I wasn't going to wade into this particular debate, because so many others are covering the issues so thoroughly--from traditional news to the blogosphere. What more can my small voice hope to add? ...Of course, when has that stopped me?
I thought I'd just offer a few quick observations regarding this. Based on the initial reports out of Florida, I was as infuriated as anyone at the situation. What possible justification could there be to shooting an unarmed youngster? I, more or less, accepted the media's presentation without question until other issues came to light recently. Don't you hate it when our preconceived notions are shown to be--just maybe--not the whole story?
From how the incident was initially described, George Zimmerman appeared to be "shaking" Trayvon Martin.
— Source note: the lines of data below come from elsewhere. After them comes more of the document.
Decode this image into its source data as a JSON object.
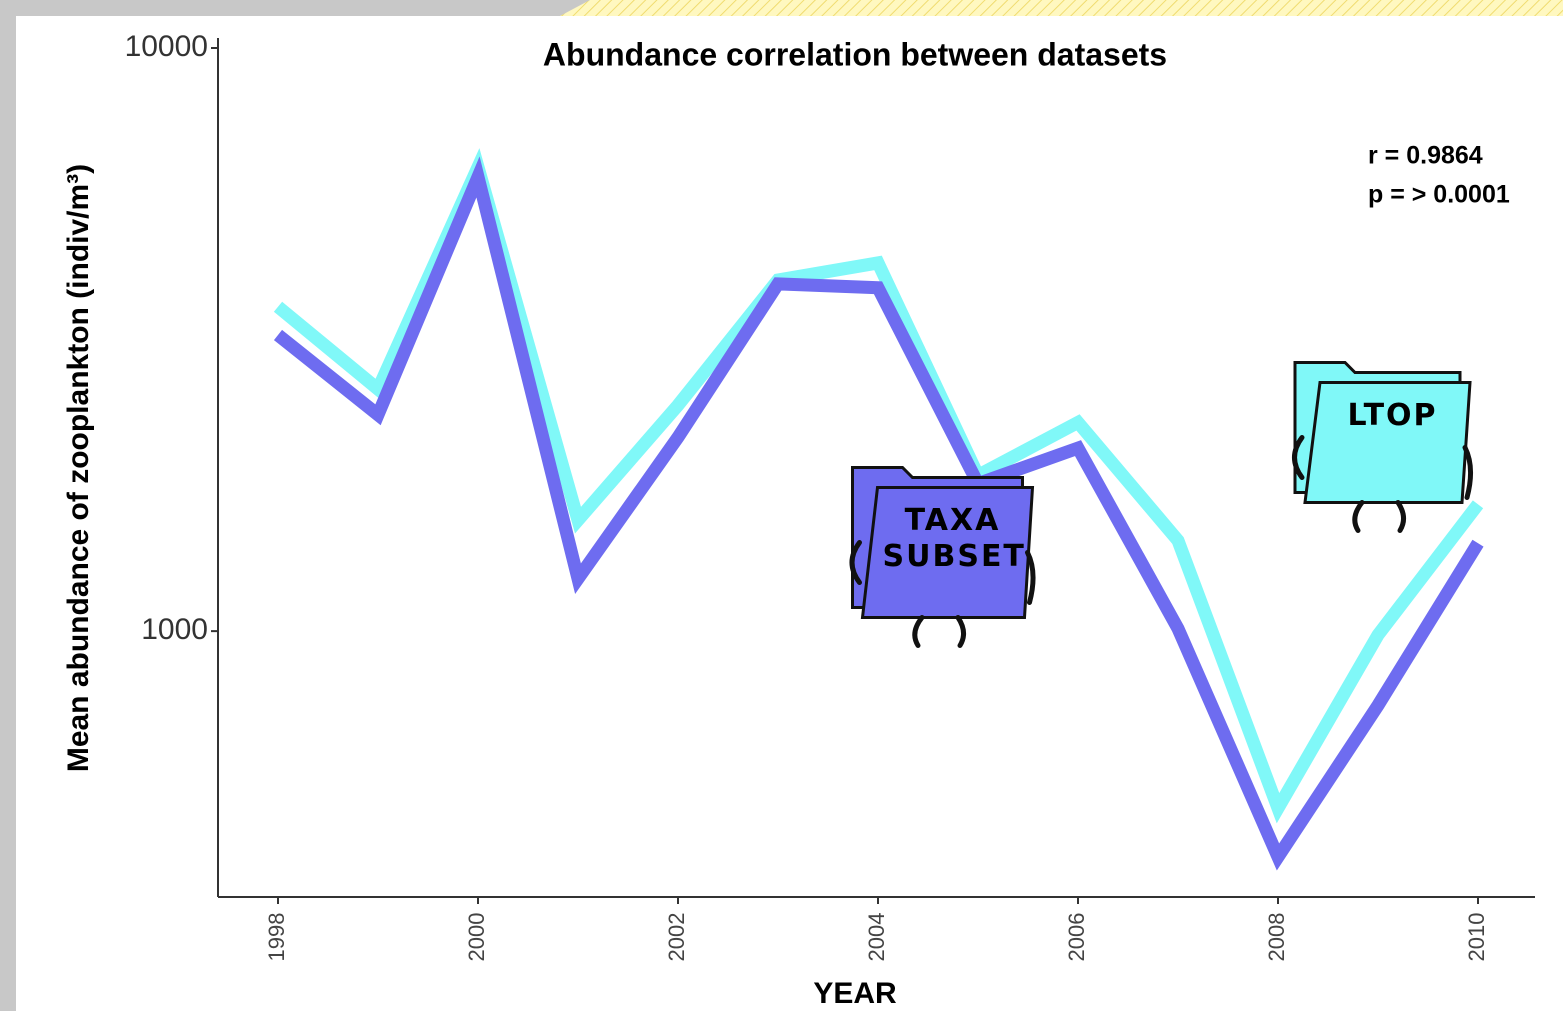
{
  "chart_data": {
    "type": "line",
    "title": "Abundance correlation between datasets",
    "x_label": "YEAR",
    "y_label": "Mean abundance of zooplankton (indiv/m³)",
    "annotations": [
      "r = 0.9864",
      "p = > 0.0001"
    ],
    "x": [
      1998,
      1999,
      2000,
      2001,
      2002,
      2003,
      2004,
      2005,
      2006,
      2007,
      2008,
      2009,
      2010
    ],
    "series": [
      {
        "name": "LTOP",
        "color": "#80f8f8",
        "values": [
          3600,
          2600,
          6250,
          1550,
          2440,
          4000,
          4280,
          1850,
          2280,
          1430,
          497,
          985,
          1650
        ]
      },
      {
        "name": "TAXA SUBSET",
        "color": "#6e6cf0",
        "values": [
          3220,
          2350,
          6010,
          1230,
          2150,
          3940,
          3880,
          1790,
          2060,
          1010,
          410,
          746,
          1415
        ]
      }
    ],
    "xlim": [
      1997.4,
      2010.57
    ],
    "xticks": [
      1998,
      2000,
      2002,
      2004,
      2006,
      2008,
      2010
    ],
    "ylim": [
      350,
      10000
    ],
    "yticks": [
      1000,
      10000
    ],
    "y_log": true,
    "grid": false
  }
}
This refers to police field contact of a suspicious person. While private security is within its authority to make contact with individuals on private property, it's a little different when a Neighborhood Watch volunteer makes such a contact in a public place. If that is what occurred, it certainly would suggest poor judgement at the very least. When this is combined with some of the language on the 911 recording, it's hard to feel a lot of pity for Mr. Zimmerman. He went against the instructions of the dispatcher, after all.
Still, the fact of the matter remains...are we innocent until proven guilty? New information suggests that it's at least possible that Trayvon was striking Mr. Zimmerman's head repeatedly into the concrete. Yes, it may have been foolish for him to approach this situation the way he did in the first place, but I suggest everyone give some thought to how you will feel and act if the evidence ultimately finds the shooter innocent of wrongdoing. Are you going to apologize to Mr. Zimmerman?
My mind goes back to one of my early jobs. I was working security in northwest Washington State one night when I happened upon a scene where a man's head was being slammed repeatedly into the concrete by assailants. It was early morning in this downtown coastal town, and there were no helpful policeman ready to come and assist me. I knew that I had to take some personal risk to stop the attackers, or this man would probably be killed in front of me. Fortunately, I was able to stop the attack with a non-lethal device, but I can sympathize with someone being brutally attacked in that manner. If it's indeed true, perhaps his final action is more understandable in this light--if not the actions preceeding it.
Whether, or not, that's the case, however, I think it's even more important that we bear in mind that Mr. Zimmerman has not yet been charged with a crime--so far as I know. Furthermore, even if he had been, he remains innocent until proven guilty. Don't let the media be the judge and jury.